Grief · Parenting


Not too long ago, Jake turned and looked at me, with a serious expression across his face, and he told me I had changed.

That’s not exactly what a wife wants to hear, you know. It’s an ominous, loaded statement. We were at a stoplight, discussing an upcoming surgery I would be having. I had been matter-of-factly listing on things the doctor had told me. His sudden remark stopped me in my tracks. He said once I would have been so scared and nervous, and I realized he was right.

He explained to me how Mira has made me a different person, but it was in a good way. He told me I was stronger and fiercer than I had ever been. He listed a few examples of recent situations that I had handled on my own without him, not batting an eye. His comments stuck with me. I had not realized it was so, but as I reflected back on the last year, I realized he was exactly right. I am different. Adopting, loving, raising, and advocating for a little girl with a broken heart, then having to let go of her little body when there was no more life left in – well, that will change you.

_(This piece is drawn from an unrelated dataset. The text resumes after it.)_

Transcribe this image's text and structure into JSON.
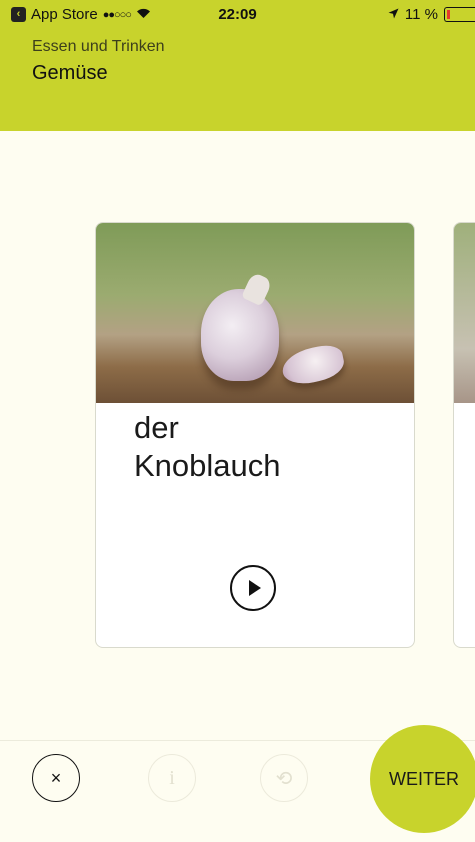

First off, now, I’m less offendable, less bogged down by others. I see more now than ever, having lived in a place like the ICU for nearly three months, people going through tough things. I’ve learned to be less quick to jump when people do things that bother me. I’ve been on the other side. I’ve stood at a cash register, pumped gas in my car, grabbed take out, done normal-life things, wondering if anyone around me could possibly know the hell I’d just been through. Who knows what has anyone has faced recently? Likewise, opinions have become of little value. You learn you can’t please everyone, and while I have always generally avoided conflict at all costs, it no longer weighs on me so much when I can’t please everyone.

I’m more fearless – literally, nothing could be harder than what I have already done. I remember this feeling rush through me as we walked away from her graveside service. Nothing could be harder than leaving your five-month-old in the cold, hard ground. I’d done the hardest thing I could do in life, and so what sense is there now to fear the future?

I am fiercer… more intense. Always been a bit of a mama bear, but having to protect and advocate releases a side you didn’t know you had. Mira’s condition required a mother who would make phone call after phone call (some days, I’d spend hours on the phone, calling provider after provider in order to get the appropriate refill or to make sure the correct home therapy happened), a mom who would read and research and ask question after question. I learned to advocate. Once, when we were interviewing pediatricians, and I realized quickly that I knew more about Hypoplastic Left Heart Syndrome than he did, and I could see how quickly I intimidated him. I sometimes apologize now, because I know I am an intense person. I can’t help but be fierce. I’ve had to be.

I’m more compassionate. The situations I’ve seen because of my children have made me a more compassionate person. I’m more aware of the effects of poverty, teen pregnancy, marital stress, drug use, and mental illness. Our birth families’ situations are each unique and different, but each one, particularly Mira’s, has taught me to look beyond the plight, and see the soul. Mira’s family helped me learn to love more completely. I don’t see them or talk to them regularly now, but they certainly impacted me and have helped me become a more compassionate person.

I’m more damaged now. Losing Mira has made me a way more complex person. I was talking with a friend just recently about grief, and she asked me about the sadness, and I explained to her that it truly never goes away. This kind of grief is different than any other kind of loss – it doesn’t dull into an ache over time and the sadness doesn’t fade. Instead, the sadness stays, running in constant parallel with happiness and joy.  The two coexist in you, the light and the dark. This kind of complexity is isolating… it makes friendships and relationships harder. It makes you awkward at parties, difficult to relate to, scary to some. You’re a walking example of every parent’s worst fear. You become a person with more baggage than some can handle.

My husband’s statements are true about him, too. He changed. He lost some of the hopeful innocent optimism he’s always had – I know he didn’t truly believe we could ever lose her until the exact moment we did. He too has become stronger, fiercer, and yet more damaged, and so has Makinzy. It is hard to capture into words how losing a child will change you. Yet, still, regardless of the pain, I am grateful for her, for her impact on my life, on so many lives.

I will never be the same. She made me better.